He's a distance student of RVD's, who decided he's then able to offer his own "over the internet" distance learning himself... and it's all frankly terrible. This is one of the worst, but his knife defence clip is downright dangerous, his Iai series is sadly lacking, and more. Not someone to emulate or watch, Dusk.... take my word on that.

In terms of your not seeing much Dakentaijutsu, Sanke, remember that Roemke here is using it in the general "striking and kicking and blocking" meaning, rather than the syllabus specific usage found in, say, Shinden Fudo Ryu and Kukishinden Ryu. So, in his usage, any kicks, strikes, or blocks that you've seen is Dakentaijutsu. The term itself refers to "striking fists body art", with "Da" being also pronounced "Uchi", meaning "strike", "Ken" here refering to "fist/weapon", and of course, "tai" meaning "body", and "jutsu" refering to "art".

Oh, and Cyriacus? "Turning kicks" such as found in TKD are completely out of place for us, so we wouldn't have them involved in an essential kicking list.


----------



## Tanaka (Nov 24, 2011)

You do realize that not everything taught in Kan is "Ninjutsu"
Also I'd save questions like these for class.


----------



## Cyriacus (Nov 24, 2011)

Chris Parker said:


> Oh, and Cyriacus? "Turning kicks" such as found in TKD are completely out of place for us, so we wouldn't have them involved in an essential kicking list.

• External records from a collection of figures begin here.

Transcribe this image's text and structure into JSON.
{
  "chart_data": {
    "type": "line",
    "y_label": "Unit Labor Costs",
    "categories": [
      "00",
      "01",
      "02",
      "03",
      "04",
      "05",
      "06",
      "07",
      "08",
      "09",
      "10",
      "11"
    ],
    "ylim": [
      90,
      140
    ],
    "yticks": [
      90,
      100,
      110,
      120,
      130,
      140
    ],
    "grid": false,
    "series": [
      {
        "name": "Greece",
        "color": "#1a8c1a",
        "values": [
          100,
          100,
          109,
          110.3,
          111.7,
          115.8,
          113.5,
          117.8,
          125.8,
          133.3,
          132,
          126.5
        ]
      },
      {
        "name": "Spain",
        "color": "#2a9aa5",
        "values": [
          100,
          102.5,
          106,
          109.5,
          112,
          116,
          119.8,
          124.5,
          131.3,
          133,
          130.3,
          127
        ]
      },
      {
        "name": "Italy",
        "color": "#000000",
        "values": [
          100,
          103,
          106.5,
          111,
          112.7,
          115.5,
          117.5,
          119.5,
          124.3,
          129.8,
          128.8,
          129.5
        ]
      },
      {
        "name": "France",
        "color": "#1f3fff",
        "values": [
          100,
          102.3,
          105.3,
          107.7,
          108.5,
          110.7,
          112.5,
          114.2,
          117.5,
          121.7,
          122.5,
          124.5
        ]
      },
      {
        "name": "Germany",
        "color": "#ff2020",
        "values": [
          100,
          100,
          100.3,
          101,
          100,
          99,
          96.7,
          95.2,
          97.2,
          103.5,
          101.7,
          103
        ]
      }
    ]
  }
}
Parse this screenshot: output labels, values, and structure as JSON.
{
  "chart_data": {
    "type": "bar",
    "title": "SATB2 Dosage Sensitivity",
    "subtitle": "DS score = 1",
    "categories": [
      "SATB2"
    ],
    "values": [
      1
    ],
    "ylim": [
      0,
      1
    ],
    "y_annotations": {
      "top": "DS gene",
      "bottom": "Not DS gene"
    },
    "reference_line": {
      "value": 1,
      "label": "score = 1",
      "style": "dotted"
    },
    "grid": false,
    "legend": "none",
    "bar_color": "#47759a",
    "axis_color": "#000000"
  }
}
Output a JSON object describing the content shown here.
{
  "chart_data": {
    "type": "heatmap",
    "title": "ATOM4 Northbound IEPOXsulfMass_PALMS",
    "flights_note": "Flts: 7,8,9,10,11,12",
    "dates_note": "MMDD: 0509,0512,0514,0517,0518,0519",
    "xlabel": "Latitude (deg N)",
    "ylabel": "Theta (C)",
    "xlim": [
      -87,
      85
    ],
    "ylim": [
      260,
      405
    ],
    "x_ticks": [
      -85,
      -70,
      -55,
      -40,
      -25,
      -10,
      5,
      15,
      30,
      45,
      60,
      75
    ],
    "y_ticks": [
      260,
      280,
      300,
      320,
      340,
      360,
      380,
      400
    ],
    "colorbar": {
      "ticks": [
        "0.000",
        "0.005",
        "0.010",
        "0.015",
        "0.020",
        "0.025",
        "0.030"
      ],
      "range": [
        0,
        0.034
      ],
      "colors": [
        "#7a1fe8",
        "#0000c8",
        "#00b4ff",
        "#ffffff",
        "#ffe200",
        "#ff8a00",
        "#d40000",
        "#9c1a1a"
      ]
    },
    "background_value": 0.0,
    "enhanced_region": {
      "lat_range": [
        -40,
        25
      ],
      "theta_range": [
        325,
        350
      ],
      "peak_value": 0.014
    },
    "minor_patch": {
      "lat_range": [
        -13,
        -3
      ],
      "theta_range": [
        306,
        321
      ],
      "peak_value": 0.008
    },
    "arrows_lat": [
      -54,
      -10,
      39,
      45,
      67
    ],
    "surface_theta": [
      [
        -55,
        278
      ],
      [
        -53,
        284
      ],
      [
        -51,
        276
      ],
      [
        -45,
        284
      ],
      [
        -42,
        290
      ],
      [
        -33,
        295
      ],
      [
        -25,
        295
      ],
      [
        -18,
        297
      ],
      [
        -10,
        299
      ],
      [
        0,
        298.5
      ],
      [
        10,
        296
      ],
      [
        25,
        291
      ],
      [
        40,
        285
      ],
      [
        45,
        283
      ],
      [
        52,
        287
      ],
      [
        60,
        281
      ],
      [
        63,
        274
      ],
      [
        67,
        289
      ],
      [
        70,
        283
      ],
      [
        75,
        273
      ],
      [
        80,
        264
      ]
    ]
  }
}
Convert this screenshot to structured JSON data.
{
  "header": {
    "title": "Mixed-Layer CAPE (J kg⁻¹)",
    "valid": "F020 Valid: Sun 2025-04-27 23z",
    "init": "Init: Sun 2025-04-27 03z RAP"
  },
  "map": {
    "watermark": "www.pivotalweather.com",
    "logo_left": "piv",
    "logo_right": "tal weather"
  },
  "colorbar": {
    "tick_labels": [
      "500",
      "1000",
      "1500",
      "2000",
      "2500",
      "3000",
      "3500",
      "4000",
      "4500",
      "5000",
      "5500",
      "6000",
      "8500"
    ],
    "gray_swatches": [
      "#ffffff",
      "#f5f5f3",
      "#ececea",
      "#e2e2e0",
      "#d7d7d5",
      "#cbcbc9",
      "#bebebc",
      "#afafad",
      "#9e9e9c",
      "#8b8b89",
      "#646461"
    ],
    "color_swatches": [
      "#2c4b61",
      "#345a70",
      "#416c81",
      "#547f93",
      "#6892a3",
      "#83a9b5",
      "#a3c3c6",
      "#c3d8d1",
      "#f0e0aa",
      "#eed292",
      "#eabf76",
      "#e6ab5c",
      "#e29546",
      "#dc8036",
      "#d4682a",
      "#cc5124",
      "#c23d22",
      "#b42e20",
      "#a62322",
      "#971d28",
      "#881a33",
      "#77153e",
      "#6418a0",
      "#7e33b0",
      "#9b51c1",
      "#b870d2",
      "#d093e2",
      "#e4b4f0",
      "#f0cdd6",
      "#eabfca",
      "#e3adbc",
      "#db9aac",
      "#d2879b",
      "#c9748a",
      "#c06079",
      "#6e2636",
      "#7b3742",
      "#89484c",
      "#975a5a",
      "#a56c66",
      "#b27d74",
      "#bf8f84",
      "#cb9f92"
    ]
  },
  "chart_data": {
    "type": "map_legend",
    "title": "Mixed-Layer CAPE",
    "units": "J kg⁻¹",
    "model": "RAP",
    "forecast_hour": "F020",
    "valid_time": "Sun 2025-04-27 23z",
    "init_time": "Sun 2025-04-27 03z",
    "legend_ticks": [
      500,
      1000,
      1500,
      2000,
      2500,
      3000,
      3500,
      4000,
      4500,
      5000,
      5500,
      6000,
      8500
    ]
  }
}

Yeah, but I was speaking Generally.
Theyre not really Essential anyway - Theyre really only Good for a quick snap at someones Ribs, I think.


----------



## Chris Parker (Nov 24, 2011)

Ha, we tend more to just stomp straight through ribs, like kicking a door in.... very fun!


----------



## Cyriacus (Nov 24, 2011)

Chris Parker said:


> Ha, we tend more to just stomp straight through ribs, like kicking a door in.... very fun!


Now Im Curious. Do You favor the Heel or the Ball of the Foot?


----------



## Chris Parker (Nov 24, 2011)

The kick is with the heel. That lines up the leg behind to provide support and power to the kick itself, the ball of the foot wouldn't allow such. We really don't use the ball of the foot much (there are some applications, but nothing like what you're describing or what is found in TKD), our most common impact weapons are the shin, heel, and toes themselves. That's followed by the knee.


----------



## Cyriacus (Nov 24, 2011)

Chris Parker said:


> The kick is with the heel. That lines up the leg behind to provide support and power to the kick itself, the ball of the foot wouldn't allow such. We really don't use the ball of the foot much (there are some applications, but nothing like what you're describing or what is found in TKD), our most common impact weapons are the shin, heel, and toes themselves. That's followed by the knee.


Heh - Having learnt both Striking Surfaces, I can see how using the Heel would be more practical in Ninjutsu Systems.
Id say that perhaps the Ball of the Foot may be better for Leg Kicking, but that may just be what Im Comfortable with.

But that aside, the use of the Toes is interesting. I can more or less surmise the Methodology, But what are the Targets?


----------



## Chris Parker (Nov 24, 2011)

Cyriacus said:


> But that aside, the use of the Toes is interesting. I can more or less surmise the Methodology, *But what are the Targets?*



Soft and painful.


----------



## Indagator (Nov 25, 2011)

Chris Parker said:


> Soft and painful.



lol. i like the way you put that...


----------